Following a damning report from The Wall Street Journal which alleged Activision Blizzard CEO Bobby Kotick knew about sexual harassment happening in the company and worked to hide it, employees have staged a walkout and demanded the CEO resign.
‘We will not be silenced until Bobby Kotick has been replaced as CEO, and continue to hold our original demand for third-party review by an employee-chosen source,’ the ABK Workers Alliance announced on Twitter. ‘We are staging a Walkout today. We welcome you to join us.’
The ABK Workers Alliance have been a vocal advocacy group within the company, attempting to drive positive change in the wake of numerous allegations of harassment and mistreatment of women.
While these reports have been around for some time, it was fresh allegations against Kotick himself that sparked the new push for change. According to the Wall Street Journal, Kotick is alleged to have been a direct part of the ‘frat culture’ of Activison Blizzard.

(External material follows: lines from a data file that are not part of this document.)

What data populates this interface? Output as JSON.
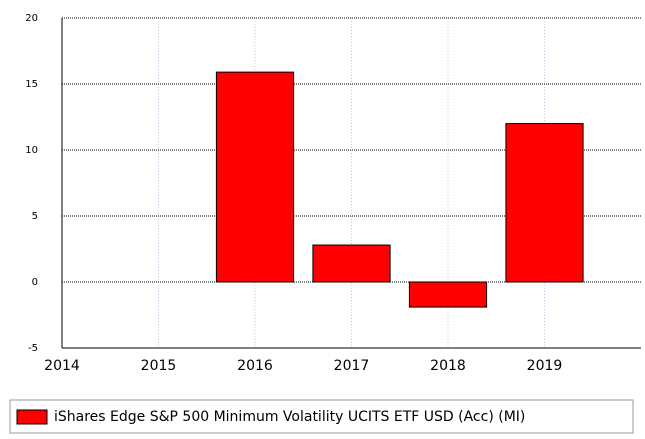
{
  "chart_data": {
    "type": "bar",
    "x": [
      2014,
      2015,
      2016,
      2017,
      2018,
      2019
    ],
    "series": [
      {
        "name": "iShares Edge S&P 500 Minimum Volatility UCITS ETF USD (Acc) (MI)",
        "color": "#ff0000",
        "values": [
          null,
          null,
          15.9,
          2.8,
          -1.9,
          12.0
        ]
      }
    ],
    "xlim": [
      2014,
      2020
    ],
    "xticks": [
      2014,
      2015,
      2016,
      2017,
      2018,
      2019
    ],
    "ylim": [
      -5,
      20
    ],
    "yticks": [
      -5,
      0,
      5,
      10,
      15,
      20
    ],
    "grid": true
  }
}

The report detailed an alleged incident between Kotick and an assistant in 2006, in which the CEO is said to have sent voicemails claiming he would kill her. The matter was reportedly settled out of court, with Kotick expressing deep regret and apologies.
A similar incident reportedly took place in 2007, with Kotick being accused of firing a flight attendant on his private jet and threatening to ‘destroy’ her after she reported being sexually harassed. This incident was settled out of court.
The Wall Street Journal report also alleges further harassment within the company, with several previously-unknown cases coming to light. According to the WSJ, employee Javier Panameno was accused of raping and sexually assaulting women while at Activision Blizzard — but despite formal reports being filed, it’s alleged he was only fired when external lawyers became involved.
The incident was reportedly not shared with the company’s Board, with Kotick himself being accused of sweeping it under the rug. The U.S. Securities and Exchange Commission (SEC) is currently investigating this alleged misconduct.
Kotick also reportedly vetoed the firing of Dan Bunting, the former co-head of Treyarch, following allegations of sexual harassment after a night of drinking.
As for more recent incidents, the Wall Street Journal report also alleges the resignation of Activision Blizzard’s first female studio co-head, Jen Oneal, came about as she felt she was ‘tokenised, marginalised, and discriminated’ during her time with the company. According to reports, she was also paid less than her male counterpart, Mike Ybarra.
While Activision Blizzard has released a statement denying many of the claims made in the report, saying it is a ‘misleading view of Activision Blizzard and our CEO’, employees are still calling for change.
Recently, the company implement a new ‘zero tolerance’ policy for harassment, with Kotick pledging to cut his salary until real, lasting change could take effect. How this will come into play following fresh upheaval is currently unknown.